Virginia voters, skittish about state and local governments taking on more debt, overwhelmingly rejected two proposals yesterday that would have allowed the governments to borrow millions of dollars to build and maintain roads without voter approval.
With 97 percent of the vote counted, 79 percent had voted against giving the state permission to issue transportation pledge bonds and 76 percent had rejected a companion proposal that would have given the same authority to local governments.
Even in traffic-choked Northern Virginia, where supporters had counted on huge margins, seven of every 10 voters turned down the pledge bonds.
In a separate proposal, voters easily approved an amendment to the Constitution that will permit local governments to grant relief to needy senior citizens and disabled people who owe personal property taxes.
An amendment that will allow assets seized from drug dealers to be spent on drug enforcement also was handily approved.
The pledge bond vote was expected, although supporters, led by Gov L. Douglas Wilder (D), initially believed they would prevail in a state that has an estimated $37 billion in transportation needs over the next 20 years.
But in the last few months, as the financial condition of state and local governments has worsened and the national economy has sputtered, many Virginians became nervous about the prospect of allowing their governments to incur more debt.
"Had this been on the ballot two or four years ago, it would have passed handily," said Virginia Transportation Secretary John G. Milliken.
"The national economy, and what people saw happening in Congress over the course of the last month has caused people to be cautious about any spending, and especially commitments over a long period of time," Milliken said.
W. Roy Smith, a former delegate from Petersburg who led the opposition, said, "I think the mood of the people had a great deal to do with it, but they also weren't willing to give the legislature a blank check to create millions of dollars of new debt with an ill-conceived plan to trade away voting rights."
Although the pledge bond question originated during the administration of Gerald L. Baliles, yesterday's defeat also was a setback for Wilder, who told the the General Assembly that the pledge bonds would be one of the few new ways to hasten the financing of road projects.
Unlike general obligation bonds, which require voter approval and are repaid from general tax revenue, pledge bonds are financed from transportation fees such as gasoline taxes and do not need voter approval. Local governments would repay the debt from revenue other than property taxes.
By rejecting the two measures yesterday, Virginia lost a chance to finance as much as $1.2 billion in highway and transit construction projects during the next four years, while local governments could have raised up to $2 billion statewide, including $360 million in Fairfax.
The pledge bond amendments cannot be submitted to voters again until 1994, but many legislators have said they would be unwilling to put it on the ballot again if it lost.

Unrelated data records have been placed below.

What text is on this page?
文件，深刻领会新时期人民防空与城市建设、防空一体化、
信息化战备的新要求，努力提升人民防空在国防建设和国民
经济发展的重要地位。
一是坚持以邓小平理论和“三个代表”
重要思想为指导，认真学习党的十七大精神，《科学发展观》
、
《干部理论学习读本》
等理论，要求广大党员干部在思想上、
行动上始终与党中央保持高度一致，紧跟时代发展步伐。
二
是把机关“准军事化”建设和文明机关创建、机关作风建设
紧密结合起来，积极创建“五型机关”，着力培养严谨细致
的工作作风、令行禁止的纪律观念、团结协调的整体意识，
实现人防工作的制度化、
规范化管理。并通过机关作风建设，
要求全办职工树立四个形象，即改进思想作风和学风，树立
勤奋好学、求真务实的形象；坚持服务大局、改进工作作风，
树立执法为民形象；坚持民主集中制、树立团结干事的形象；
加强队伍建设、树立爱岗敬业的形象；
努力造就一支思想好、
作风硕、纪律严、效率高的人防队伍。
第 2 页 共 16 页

In addition to Wilder, the pledge bond campaign was led by Lt. Gov. Donald S. Beyer Jr. (D), Attorney General Mary Sue Terry (D) and was backed by most of Northern Virginia's lawmakers.
The supporters, who spent about $185,000, sought to overcome voters' anxiety about debt by appealing to Virginians' frustration with traffic congestion.
Opponents organized much later and counted on free publicity and a late series of radio commercials to capitalize on voters' mood. They spent about $35,000.
Former governor Mills Godwin, former senator Harry F. Byrd Jr. and former delegate Smith led the opposition. Virginia's two U.S. senators, Democrat Charles S. Robb and Republican John W. Warner, also opposed the pledge bonds.
Critics argued the pledge bonds would have forced a departure from the state's traditional "pay-as-you-go" approach to financing its roads.